Odile Bouhier : Même si Bianca Serraggio est unique et reste un personnage de fiction, il y a un peu de Constance Pascal en elle, incontestablement l'une des plus dynamiques et des plus modernes aliénistes de son temps. Initialement intéressée par les relations entre l'aliénation mentale et la neurologie, Constance Pascal consacra d'ailleurs de nombreux travaux à la schizophrénie. Comme elle, en effet, Bianca fut externe des Hôpitaux de Paris, candidate et reçue en 1903 au concours de l'internat des asiles de la Seine, jusque-là strictement réservé aux hommes. Toutes les deux pratiquent des séances de psychanalyse pharmacodynamique, l'une des premières approches de la narco-analyse utilisant la cocaïne, le peyotl, l'éther, le protoxyde d'azote et le haschich comme agent d'exploration. Ce qui me touche chez cette femme moderne et pionnière, chercheuse émérite, c'est qu'elle s'est beaucoup préoccupée des questions d'assistance. Avec Bianca j'avais envie de lui faire un clin d'œil.

k-libre : Bianca et Victor s'engagent dans une relation amoureuse forte et intense. Savez-vous jusqu'où ils vont aller ?
Odile Bouhier : Aujourd'hui, je dirais que oui. En revanche, je ne sais pas encore combien de temps ça va leur prendre. Certains lecteurs me pressent d'écrire la demande en mariage de Kolvair à Bianca. Je l'ai fait, le chapitre est au chaud dans mon ordinateur. Cependant, voyez-vous, j'hésite encore quant à la réponse de Bianca : oui ? Non ? Je pourrais proposer aux lecteurs de voter ! D'autres me suggèrent que ce soit Bianca qui demande au commissaire sa main. J'ai tenté et ce n'est pas mal non plus. Je pense que l'inquiétude des lecteurs provient de la dernière partie du livre, très pessimiste et que j'ai d'ailleurs intitulée "ça finit toujours mal". Rassurez-vous, cette relation amoureuse est solide. Victor Kolvair et Bianca Serraggio sont à un âge où aucun d'eux n'a envie de passer à côté de cette chance, ce grand amour. Paradoxalement ils savent que le temps est leur meilleur allié, qu'il ne sert à rien de se précipiter. Ils sont à contre courant évidemment dans la mesure où ce qui leur importe n'est pas aller vite mais aller loin.

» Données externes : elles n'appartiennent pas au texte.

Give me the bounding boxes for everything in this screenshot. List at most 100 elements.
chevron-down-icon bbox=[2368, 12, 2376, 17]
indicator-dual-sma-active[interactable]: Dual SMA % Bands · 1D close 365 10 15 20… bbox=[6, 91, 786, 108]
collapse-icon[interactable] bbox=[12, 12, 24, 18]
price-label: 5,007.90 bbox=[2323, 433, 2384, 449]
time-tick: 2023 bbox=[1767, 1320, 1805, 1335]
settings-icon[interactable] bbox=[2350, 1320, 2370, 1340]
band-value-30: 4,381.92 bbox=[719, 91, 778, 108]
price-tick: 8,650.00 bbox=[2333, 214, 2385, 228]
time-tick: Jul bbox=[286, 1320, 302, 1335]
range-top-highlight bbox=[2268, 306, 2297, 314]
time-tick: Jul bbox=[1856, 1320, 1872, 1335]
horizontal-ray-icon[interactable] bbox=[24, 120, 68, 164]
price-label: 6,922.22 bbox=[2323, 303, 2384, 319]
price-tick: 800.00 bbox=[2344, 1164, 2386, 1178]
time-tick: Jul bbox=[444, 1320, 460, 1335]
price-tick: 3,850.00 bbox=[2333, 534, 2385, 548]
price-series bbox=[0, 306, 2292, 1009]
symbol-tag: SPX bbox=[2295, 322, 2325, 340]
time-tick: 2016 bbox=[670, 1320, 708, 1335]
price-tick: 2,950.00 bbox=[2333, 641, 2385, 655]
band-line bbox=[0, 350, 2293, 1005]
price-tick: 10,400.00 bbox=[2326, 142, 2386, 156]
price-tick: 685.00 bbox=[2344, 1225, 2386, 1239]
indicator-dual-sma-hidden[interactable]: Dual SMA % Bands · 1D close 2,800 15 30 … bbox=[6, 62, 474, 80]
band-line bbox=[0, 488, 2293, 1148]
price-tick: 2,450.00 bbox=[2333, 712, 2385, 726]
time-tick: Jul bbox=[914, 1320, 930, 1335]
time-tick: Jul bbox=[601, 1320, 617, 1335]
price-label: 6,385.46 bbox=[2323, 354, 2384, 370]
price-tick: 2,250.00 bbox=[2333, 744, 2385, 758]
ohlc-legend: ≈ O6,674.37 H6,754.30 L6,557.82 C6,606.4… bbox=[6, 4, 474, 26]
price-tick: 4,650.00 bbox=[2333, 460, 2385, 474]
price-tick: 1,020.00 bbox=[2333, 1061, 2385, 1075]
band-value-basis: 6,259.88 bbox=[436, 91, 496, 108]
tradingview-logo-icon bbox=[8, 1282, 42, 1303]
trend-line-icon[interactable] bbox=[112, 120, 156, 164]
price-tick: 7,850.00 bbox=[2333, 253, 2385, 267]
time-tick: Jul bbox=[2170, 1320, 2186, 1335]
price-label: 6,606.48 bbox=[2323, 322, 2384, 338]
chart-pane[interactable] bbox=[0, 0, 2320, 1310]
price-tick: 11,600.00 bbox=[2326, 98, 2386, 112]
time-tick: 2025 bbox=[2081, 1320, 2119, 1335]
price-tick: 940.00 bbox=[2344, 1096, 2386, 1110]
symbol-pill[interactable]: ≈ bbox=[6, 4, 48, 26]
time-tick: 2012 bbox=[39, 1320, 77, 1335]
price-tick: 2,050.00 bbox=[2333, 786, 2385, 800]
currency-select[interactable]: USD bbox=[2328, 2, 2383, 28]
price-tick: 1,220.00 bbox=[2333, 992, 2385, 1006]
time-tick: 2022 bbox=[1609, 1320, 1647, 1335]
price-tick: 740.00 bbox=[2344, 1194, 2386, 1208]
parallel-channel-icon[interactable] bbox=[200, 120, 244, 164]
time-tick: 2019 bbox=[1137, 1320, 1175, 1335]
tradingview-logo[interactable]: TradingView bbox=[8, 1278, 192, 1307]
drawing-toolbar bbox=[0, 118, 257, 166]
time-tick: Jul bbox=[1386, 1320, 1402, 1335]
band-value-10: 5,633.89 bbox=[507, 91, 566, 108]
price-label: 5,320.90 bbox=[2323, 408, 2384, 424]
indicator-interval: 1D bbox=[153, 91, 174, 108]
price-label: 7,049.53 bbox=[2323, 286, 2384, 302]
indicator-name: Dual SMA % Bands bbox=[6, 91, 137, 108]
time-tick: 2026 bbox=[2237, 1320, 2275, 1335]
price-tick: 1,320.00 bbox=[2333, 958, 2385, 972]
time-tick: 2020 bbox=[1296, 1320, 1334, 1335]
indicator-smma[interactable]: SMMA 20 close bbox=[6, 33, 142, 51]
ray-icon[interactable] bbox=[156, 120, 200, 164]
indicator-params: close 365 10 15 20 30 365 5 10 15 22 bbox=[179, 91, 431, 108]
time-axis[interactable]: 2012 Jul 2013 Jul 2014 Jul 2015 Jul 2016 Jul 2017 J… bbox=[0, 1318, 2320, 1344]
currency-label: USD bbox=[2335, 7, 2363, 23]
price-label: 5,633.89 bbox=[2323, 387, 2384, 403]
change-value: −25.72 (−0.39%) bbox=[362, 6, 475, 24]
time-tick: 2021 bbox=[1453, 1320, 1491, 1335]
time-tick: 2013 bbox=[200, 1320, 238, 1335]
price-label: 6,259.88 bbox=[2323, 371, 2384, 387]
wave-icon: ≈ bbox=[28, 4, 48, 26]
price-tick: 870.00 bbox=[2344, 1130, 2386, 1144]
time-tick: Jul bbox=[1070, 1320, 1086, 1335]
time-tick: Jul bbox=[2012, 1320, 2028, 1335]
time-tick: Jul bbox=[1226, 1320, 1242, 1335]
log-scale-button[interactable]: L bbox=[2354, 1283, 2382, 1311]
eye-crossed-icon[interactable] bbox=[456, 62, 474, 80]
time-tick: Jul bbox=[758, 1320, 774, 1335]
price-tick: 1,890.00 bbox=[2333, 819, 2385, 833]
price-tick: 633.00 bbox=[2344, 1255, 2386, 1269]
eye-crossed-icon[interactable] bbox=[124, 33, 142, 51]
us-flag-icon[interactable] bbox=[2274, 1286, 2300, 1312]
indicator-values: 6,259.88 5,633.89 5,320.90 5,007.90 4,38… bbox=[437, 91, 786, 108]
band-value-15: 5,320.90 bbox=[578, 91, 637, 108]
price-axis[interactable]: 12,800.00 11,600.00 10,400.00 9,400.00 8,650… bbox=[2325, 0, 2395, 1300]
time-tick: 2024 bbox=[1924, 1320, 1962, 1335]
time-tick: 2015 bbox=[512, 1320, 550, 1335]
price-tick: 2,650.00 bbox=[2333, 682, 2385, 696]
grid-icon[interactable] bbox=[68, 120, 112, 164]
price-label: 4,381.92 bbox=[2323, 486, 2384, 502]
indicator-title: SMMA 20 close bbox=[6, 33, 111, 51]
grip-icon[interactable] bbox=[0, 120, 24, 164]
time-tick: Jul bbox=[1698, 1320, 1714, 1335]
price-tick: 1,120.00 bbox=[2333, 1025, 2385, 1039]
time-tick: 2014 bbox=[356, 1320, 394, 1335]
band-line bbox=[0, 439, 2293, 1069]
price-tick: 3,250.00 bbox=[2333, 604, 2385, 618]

k-libre : Vous racontez, à travers les souvenirs de Kolvair, une partie de la bataille du Chemin des Dames. Les combats sur cette partie du front sont restés célèbres. Pourquoi ?
Odile Bouhier : Ce fut un véritable désastre sanitaire et mon livre essaime le fiasco de cette bataille, fiasco à l'origine de nombreuses mutineries. On s'en souvient car cet échec fut salvateur dans la mesure où le service médical des armées a ensuite obtenu des changements radicaux en terme de priorité d'évacuation des blessés (jusque-là, seul le ravitaillement des munitions prévalait).

k-libre : Victor Kolvair, a été amputé de la jambe. Il porte une prothèse dans laquelle il cache la cocaïne nécessaire à calmer ses douleurs. Pourquoi utilisez-vous la prise de drogue comme élément d'intrigue ?
Odile Bouhier : Dans les années 1920, de nombreux médecins utilisaient sous le manteau la cocaïne et le cannabis comme ingrédient thérapeutique. Il me paraissait nécessaire et important d'incarner physiquement la névrose de guerre de Kolvair. Dans La Nuit, in extremis, je voulais raconter le manque, confronter un héros à ses failles.

k-libre : Faites-vous ce que vous souhaitez de vos personnages ? Vous obéissent-ils facilement ?
Odile Bouhier : Pas du tout les bougres... Ils résistent ! Concrètement, cela passe par un travail de construction qu'il faut accepter de détruire au moment de l'écriture. La pensée n'est jamais finie. Je tiens à ce que les personnages continuent de me surprendre. Ils imposent certains choix, au fil du récit.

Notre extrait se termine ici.